# mosses



## komodo182 (Apr 14, 2009)

I have been looking online and found that I have become a fan of mosses. I am just wondering if anyone has an experiences with christmas or java moss.
Any information about them would be great.
Thanks


----------



## Plecostomus (Jul 31, 2006)

Java moss is so easy to grow! Even with low light levels, it can really spread, sometimes even becoming a nuisance. I haven't had this happen to me, but I heard that if you let the moss get sucked up in your filter, it can grow in their and clog it, but I haven't had that problem yet. Java moss is best put near a log or something so it can cement itself to it. It is possible to have the java moss in the back of your tank glass instead of a background, but I have noticed that it has a hard time cementing itself to the glass, but if you have a small amount of algea on the glass, it can cement itself to the algae and grow on the glass. Moss is a good hiding spot for fish fry and shrimp. My algae-eating shrimp usually hides in the moss I have in my tank.
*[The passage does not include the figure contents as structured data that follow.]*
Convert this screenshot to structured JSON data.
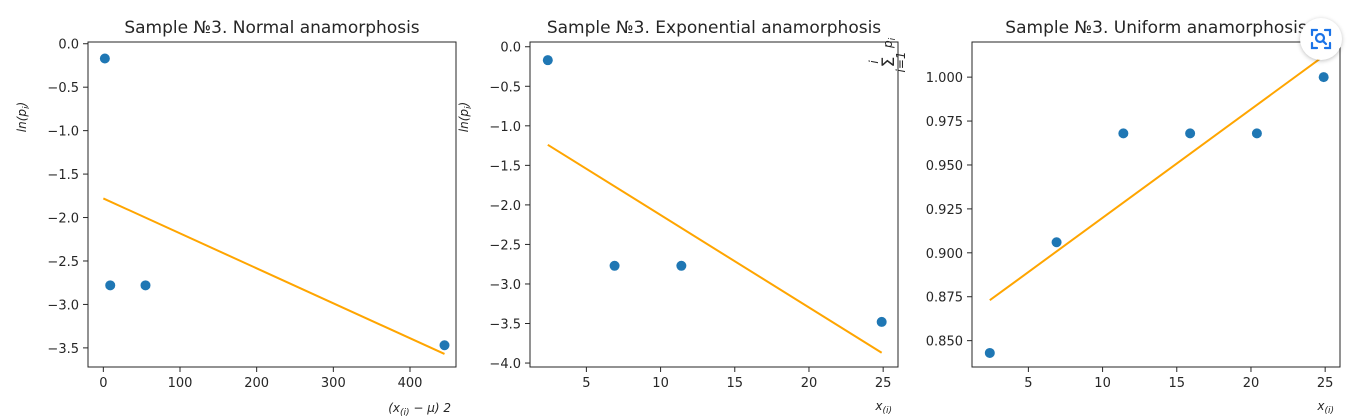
{
  "chart_data": [
    {
      "type": "scatter",
      "title": "Sample №3. Normal anamorphosis",
      "xlabel": "(x_(i) − μ) 2",
      "ylabel": "ln(p_i)",
      "xlim": [
        -20,
        460
      ],
      "ylim": [
        -3.72,
        0.02
      ],
      "xticks": [
        0,
        100,
        200,
        300,
        400
      ],
      "yticks": [
        0.0,
        -0.5,
        -1.0,
        -1.5,
        -2.0,
        -2.5,
        -3.0,
        -3.5
      ],
      "xtick_labels": [
        "0",
        "100",
        "200",
        "300",
        "400"
      ],
      "ytick_labels": [
        "0.0",
        "−0.5",
        "−1.0",
        "−1.5",
        "−2.0",
        "−2.5",
        "−3.0",
        "−3.5"
      ],
      "grid": false,
      "points": [
        {
          "x": 2,
          "y": -0.17
        },
        {
          "x": 9,
          "y": -2.78
        },
        {
          "x": 55,
          "y": -2.78
        },
        {
          "x": 445,
          "y": -3.47
        }
      ],
      "fit_line": {
        "x": [
          0,
          445
        ],
        "y": [
          -1.78,
          -3.57
        ]
      },
      "colors": {
        "points": "#1f77b4",
        "line": "#ffa500"
      }
    },
    {
      "type": "scatter",
      "title": "Sample №3. Exponential anamorphosis",
      "xlabel": "x_(i)",
      "ylabel": "ln(p_i)",
      "xlim": [
        1.2,
        26.0
      ],
      "ylim": [
        -4.05,
        0.06
      ],
      "xticks": [
        5,
        10,
        15,
        20,
        25
      ],
      "yticks": [
        0.0,
        -0.5,
        -1.0,
        -1.5,
        -2.0,
        -2.5,
        -3.0,
        -3.5,
        -4.0
      ],
      "xtick_labels": [
        "5",
        "10",
        "15",
        "20",
        "25"
      ],
      "ytick_labels": [
        "0.0",
        "−0.5",
        "−1.0",
        "−1.5",
        "−2.0",
        "−2.5",
        "−3.0",
        "−3.5",
        "−4.0"
      ],
      "grid": false,
      "points": [
        {
          "x": 2.4,
          "y": -0.17
        },
        {
          "x": 6.9,
          "y": -2.77
        },
        {
          "x": 11.4,
          "y": -2.77
        },
        {
          "x": 24.9,
          "y": -3.48
        }
      ],
      "fit_line": {
        "x": [
          2.4,
          24.9
        ],
        "y": [
          -1.24,
          -3.87
        ]
      },
      "colors": {
        "points": "#1f77b4",
        "line": "#ffa500"
      }
    },
    {
      "type": "scatter",
      "title": "Sample №3. Uniform anamorphosis",
      "xlabel": "x_(i)",
      "ylabel": "Σ_{i=1}^{i} p_i",
      "xlim": [
        1.2,
        26.0
      ],
      "ylim": [
        0.835,
        1.02
      ],
      "xticks": [
        5,
        10,
        15,
        20,
        25
      ],
      "yticks": [
        0.85,
        0.875,
        0.9,
        0.925,
        0.95,
        0.975,
        1.0
      ],
      "xtick_labels": [
        "5",
        "10",
        "15",
        "20",
        "25"
      ],
      "ytick_labels": [
        "0.850",
        "0.875",
        "0.900",
        "0.925",
        "0.950",
        "0.975",
        "1.000"
      ],
      "grid": false,
      "points": [
        {
          "x": 2.4,
          "y": 0.843
        },
        {
          "x": 6.9,
          "y": 0.906
        },
        {
          "x": 11.4,
          "y": 0.968
        },
        {
          "x": 15.9,
          "y": 0.968
        },
        {
          "x": 20.4,
          "y": 0.968
        },
        {
          "x": 24.9,
          "y": 1.0
        }
      ],
      "fit_line": {
        "x": [
          2.4,
          24.9
        ],
        "y": [
          0.873,
          1.012
        ]
      },
      "colors": {
        "points": "#1f77b4",
        "line": "#ffa500"
      }
    }
  ],
  "overlay": {
    "icon": "lens-search-icon"
  }
}
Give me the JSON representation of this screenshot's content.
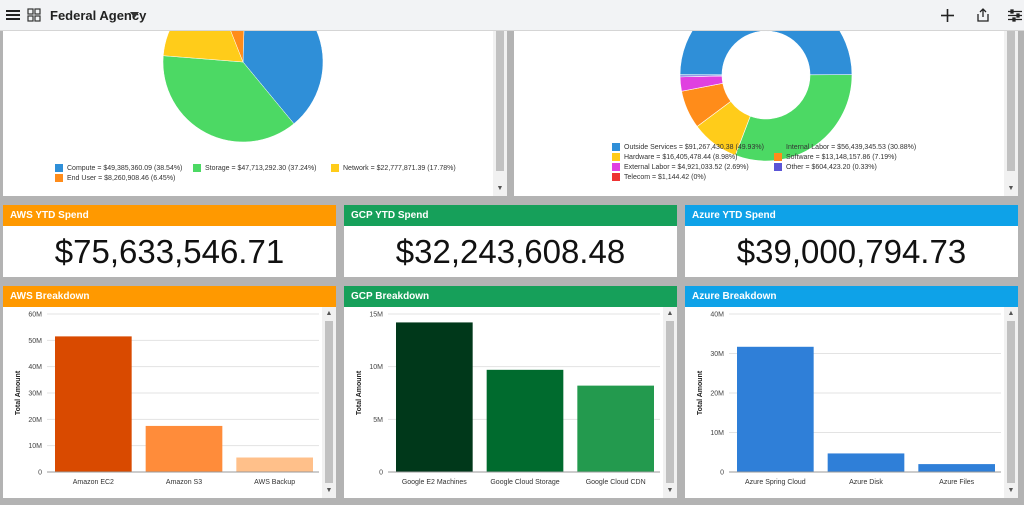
{
  "header": {
    "title": "Federal Agency",
    "menu_icon": "hamburger-icon",
    "grid_icon": "grid-icon",
    "dropdown_icon": "caret-down-icon",
    "actions": [
      "plus-icon",
      "share-icon",
      "filter-sliders-icon"
    ]
  },
  "pie1": {
    "legend": [
      {
        "label": "Compute = $49,385,360.09 (38.54%)",
        "color": "#2f8fd8"
      },
      {
        "label": "Storage = $47,713,292.30 (37.24%)",
        "color": "#4cd964"
      },
      {
        "label": "Network = $22,777,871.39 (17.78%)",
        "color": "#ffcc1a"
      },
      {
        "label": "End User = $8,260,908.46 (6.45%)",
        "color": "#ff8c1a"
      }
    ]
  },
  "donut": {
    "legend": [
      {
        "label": "Outside Services = $91,267,430.38 (49.93%)",
        "color": "#2f8fd8"
      },
      {
        "label": "Internal Labor = $56,439,345.53 (30.88%)",
        "color": "#4cd964"
      },
      {
        "label": "Hardware = $16,405,478.44 (8.98%)",
        "color": "#ffcc1a"
      },
      {
        "label": "Software = $13,148,157.86 (7.19%)",
        "color": "#ff8c1a"
      },
      {
        "label": "External Labor = $4,921,033.52 (2.69%)",
        "color": "#e040e0"
      },
      {
        "label": "Other = $604,423.20 (0.33%)",
        "color": "#5b55d6"
      },
      {
        "label": "Telecom = $1,144.42 (0%)",
        "color": "#ee3333"
      }
    ]
  },
  "cards": {
    "aws": {
      "title": "AWS YTD Spend",
      "value": "$75,633,546.71",
      "color": "#ff9900"
    },
    "gcp": {
      "title": "GCP YTD Spend",
      "value": "$32,243,608.48",
      "color": "#16a05a"
    },
    "azure": {
      "title": "Azure YTD Spend",
      "value": "$39,000,794.73",
      "color": "#0ea2e8"
    }
  },
  "breakdowns": {
    "aws": {
      "title": "AWS Breakdown",
      "color": "#ff9900"
    },
    "gcp": {
      "title": "GCP Breakdown",
      "color": "#16a05a"
    },
    "azure": {
      "title": "Azure Breakdown",
      "color": "#0ea2e8"
    }
  },
  "chart_data": [
    {
      "type": "pie",
      "title": "",
      "categories": [
        "Compute",
        "Storage",
        "Network",
        "End User"
      ],
      "values": [
        49385360.09,
        47713292.3,
        22777871.39,
        8260908.46
      ],
      "colors": [
        "#2f8fd8",
        "#4cd964",
        "#ffcc1a",
        "#ff8c1a"
      ]
    },
    {
      "type": "pie",
      "title": "",
      "categories": [
        "Outside Services",
        "Internal Labor",
        "Hardware",
        "Software",
        "External Labor",
        "Other",
        "Telecom"
      ],
      "values": [
        91267430.38,
        56439345.53,
        16405478.44,
        13148157.86,
        4921033.52,
        604423.2,
        1144.42
      ],
      "colors": [
        "#2f8fd8",
        "#4cd964",
        "#ffcc1a",
        "#ff8c1a",
        "#e040e0",
        "#5b55d6",
        "#ee3333"
      ]
    },
    {
      "type": "bar",
      "title": "AWS Breakdown",
      "ylabel": "Total Amount",
      "categories": [
        "Amazon EC2",
        "Amazon S3",
        "AWS Backup"
      ],
      "values": [
        51500000,
        17500000,
        5500000
      ],
      "colors": [
        "#d94a00",
        "#ff8c3a",
        "#ffc08a"
      ],
      "ylim": [
        0,
        60000000
      ],
      "yticks": [
        0,
        10000000,
        20000000,
        30000000,
        40000000,
        50000000,
        60000000
      ],
      "ytick_labels": [
        "0",
        "10M",
        "20M",
        "30M",
        "40M",
        "50M",
        "60M"
      ],
      "grid": true
    },
    {
      "type": "bar",
      "title": "GCP Breakdown",
      "ylabel": "Total Amount",
      "categories": [
        "Google E2 Machines",
        "Google Cloud Storage",
        "Google Cloud CDN"
      ],
      "values": [
        14200000,
        9700000,
        8200000
      ],
      "colors": [
        "#00381a",
        "#006b2e",
        "#239a4e"
      ],
      "ylim": [
        0,
        15000000
      ],
      "yticks": [
        0,
        5000000,
        10000000,
        15000000
      ],
      "ytick_labels": [
        "0",
        "5M",
        "10M",
        "15M"
      ],
      "grid": true
    },
    {
      "type": "bar",
      "title": "Azure Breakdown",
      "ylabel": "Total Amount",
      "categories": [
        "Azure Spring Cloud",
        "Azure Disk",
        "Azure Files"
      ],
      "values": [
        31700000,
        4700000,
        2000000
      ],
      "colors": [
        "#2f7fd8",
        "#2f7fd8",
        "#2f7fd8"
      ],
      "ylim": [
        0,
        40000000
      ],
      "yticks": [
        0,
        10000000,
        20000000,
        30000000,
        40000000
      ],
      "ytick_labels": [
        "0",
        "10M",
        "20M",
        "30M",
        "40M"
      ],
      "grid": true
    }
  ]
}
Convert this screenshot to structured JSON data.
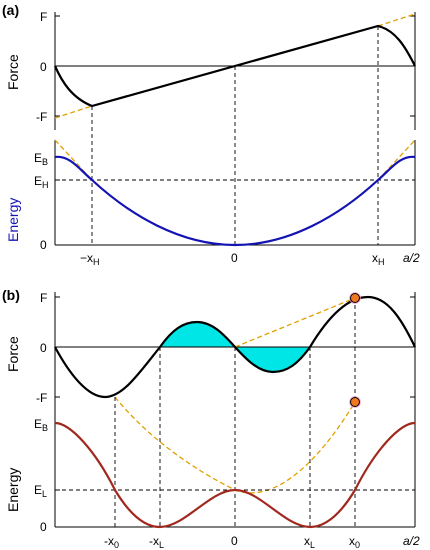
{
  "panel_a": {
    "tag": "(a)",
    "force_axis": "Force",
    "energy_axis": "Energy",
    "force_ticks": {
      "top": "F",
      "mid": "0",
      "bottom": "-F"
    },
    "energy_ticks": {
      "eb_base": "E",
      "eb_sub": "B",
      "eh_base": "E",
      "eh_sub": "H",
      "zero": "0"
    },
    "x_ticks": {
      "neg_xh_base": "−x",
      "neg_xh_sub": "H",
      "zero": "0",
      "xh_base": "x",
      "xh_sub": "H",
      "end": "a/2"
    }
  },
  "panel_b": {
    "tag": "(b)",
    "force_axis": "Force",
    "energy_axis": "Energy",
    "force_ticks": {
      "top": "F",
      "mid": "0",
      "bottom": "-F"
    },
    "energy_ticks": {
      "eb_base": "E",
      "eb_sub": "B",
      "el_base": "E",
      "el_sub": "L",
      "zero": "0"
    },
    "x_ticks": {
      "neg_x0_base": "-x",
      "neg_x0_sub": "0",
      "neg_xl_base": "-x",
      "neg_xl_sub": "L",
      "zero": "0",
      "xl_base": "x",
      "xl_sub": "L",
      "x0_base": "x",
      "x0_sub": "0",
      "end": "a/2"
    }
  },
  "colors": {
    "force_curve": "#000000",
    "energy_a": "#1414b4",
    "energy_b": "#a0281e",
    "dashed_guide": "#e0a000",
    "fill": "#00e5e5",
    "marker_fill": "#f07820",
    "marker_halo": "#f5a0d0"
  }
}
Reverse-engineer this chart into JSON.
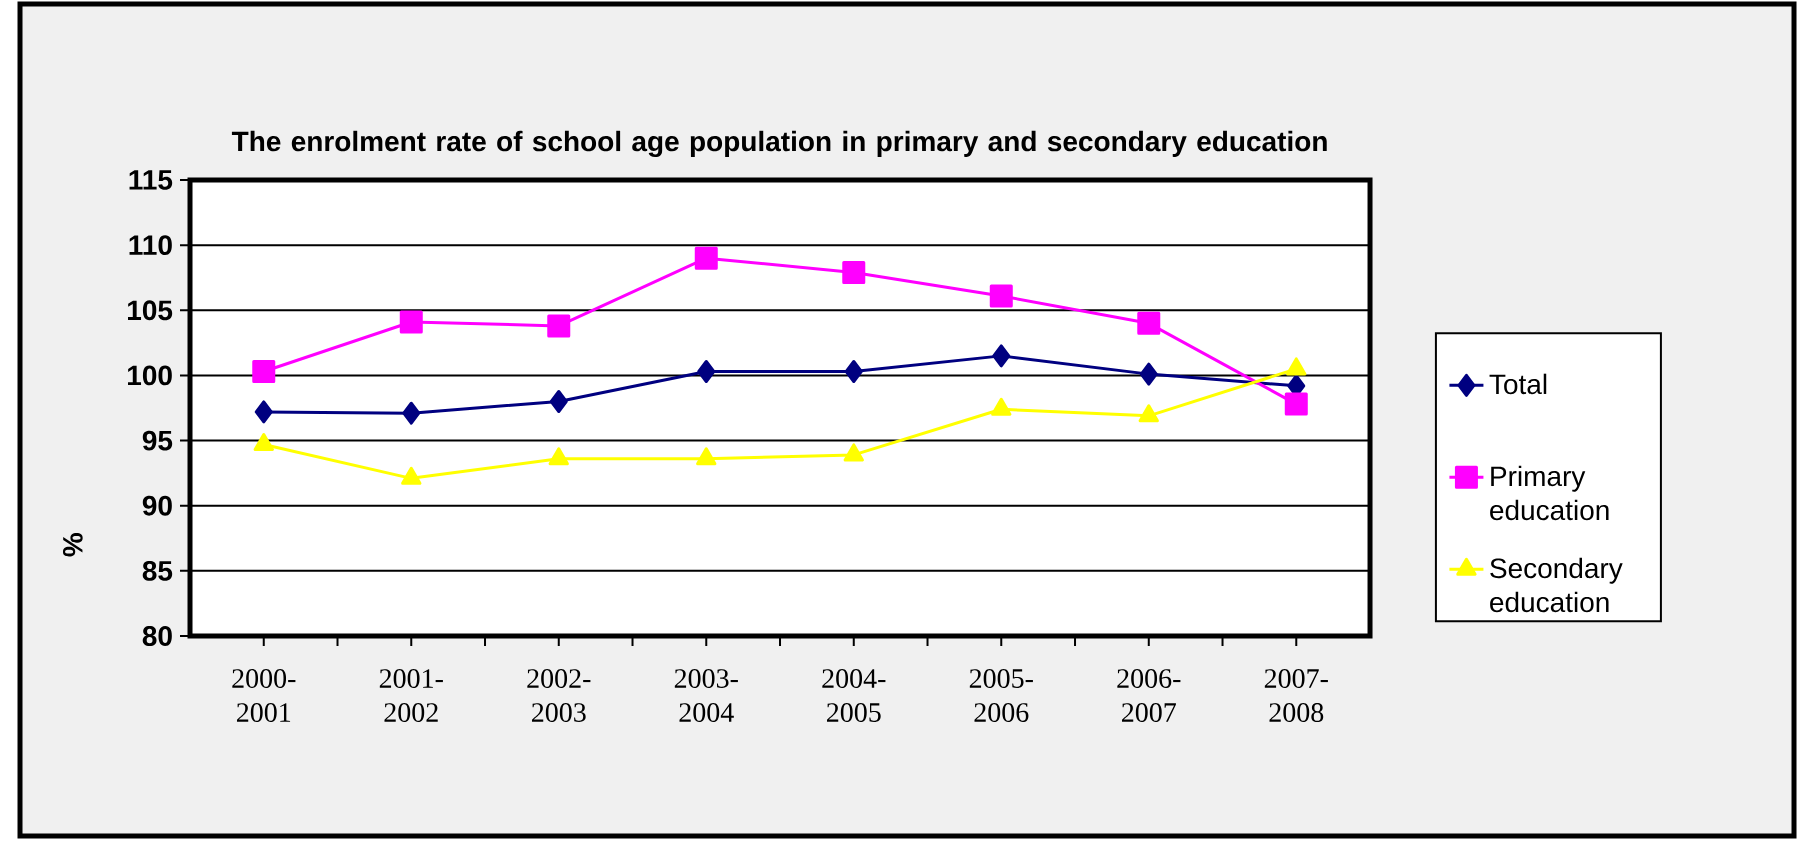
{
  "chart_data": {
    "type": "line",
    "title": "The enrolment rate of school age population  in primary and secondary education",
    "ylabel": "%",
    "categories": [
      "2000-2001",
      "2001-2002",
      "2002-2003",
      "2003-2004",
      "2004-2005",
      "2005-2006",
      "2006-2007",
      "2007-2008"
    ],
    "series": [
      {
        "name": "Total",
        "color": "#000080",
        "marker": "diamond",
        "values": [
          97.2,
          97.1,
          98.0,
          100.3,
          100.3,
          101.5,
          100.1,
          99.2
        ]
      },
      {
        "name": "Primary education",
        "color": "#ff00ff",
        "marker": "square",
        "values": [
          100.3,
          104.1,
          103.8,
          109.0,
          107.9,
          106.1,
          104.0,
          97.8
        ]
      },
      {
        "name": "Secondary education",
        "color": "#ffff00",
        "marker": "triangle",
        "values": [
          94.7,
          92.1,
          93.6,
          93.6,
          93.9,
          97.4,
          96.9,
          100.5
        ]
      }
    ],
    "ylim": [
      80,
      115
    ],
    "yticks": [
      80,
      85,
      90,
      95,
      100,
      105,
      110,
      115
    ],
    "grid": "y",
    "legend": "right",
    "line_style": "solid"
  }
}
I haven't seen java moss sold in Petsmart or anything, but I just got mine from a friend who got his from a friend who got his from a friend...etc. I would say it is THE EASIEST plant to grow in a tank, although I haven't tried duckweed yet. By the way, does anyone know the correct way to spell algea/algae? Petsmart spells it algea, but when I type algea, the little red underline goes under it meaning that I spelled it wrong.


----------



## komodo182 (Apr 14, 2009)

thanks for the info, i think its spelt algae (at least in canada).I found some on ebay from over seas, do you think it would be safe to order it?


----------



## Plecostomus (Jul 31, 2006)

I think it would be safe, but it doesn't seem right to have to pay for java moss. You can only find java moss for sale from overseas? It seems like you could find it somewhere closer because it's so common.


----------



## komodo182 (Apr 14, 2009)

there are not many plants for sale in my area. its about 5 bucks for a pack of java moss on ebay most of my friends do not even have plants in their tanks, but I like the look of plants in a tank....more natural.


----------



## Toshogu (Apr 24, 2009)

$5 for a 8oz cup o java moss seems to be the median price in Los Angeles. put mine in 5days ago when I started up a new tank, looked like it was dying for 3 days, today it's growing new shoots like mad.


----------



## lohachata (Jan 27, 2006)

i have a couple of small patches of java moss growing in a few of my tanks.. if i put it all together without any water it would probably overflow a 1 gallon jug.
awesome stuff.great for breeding egg scatterers too.fry will find small particles of things to feed on in it also.


----------



## InuGirlTeen (Oct 26, 2008)

Hey, on the topic of mosses, does anyone know anything about fissidens splachnobryoides?


----------



## emc7 (Jul 23, 2005)

Not me, but we had a talk on shrimp here in feb. E-mail the speaker, jrpatter from this thread: http://www.atlantaaquarium.com/forum/viewtopic.php?id=139 or try him on the Raleigh board http://pets.groups.yahoo.com/group/raleighaquariumsociety/


----------



## InuGirlTeen (Oct 26, 2008)

@ emc7:
Is that directed to me? I'm asking about the moss, not the shrimp.


----------



## emc7 (Jul 23, 2005)

Oh, sorry. I don't know anything about moss or shrimp.


----------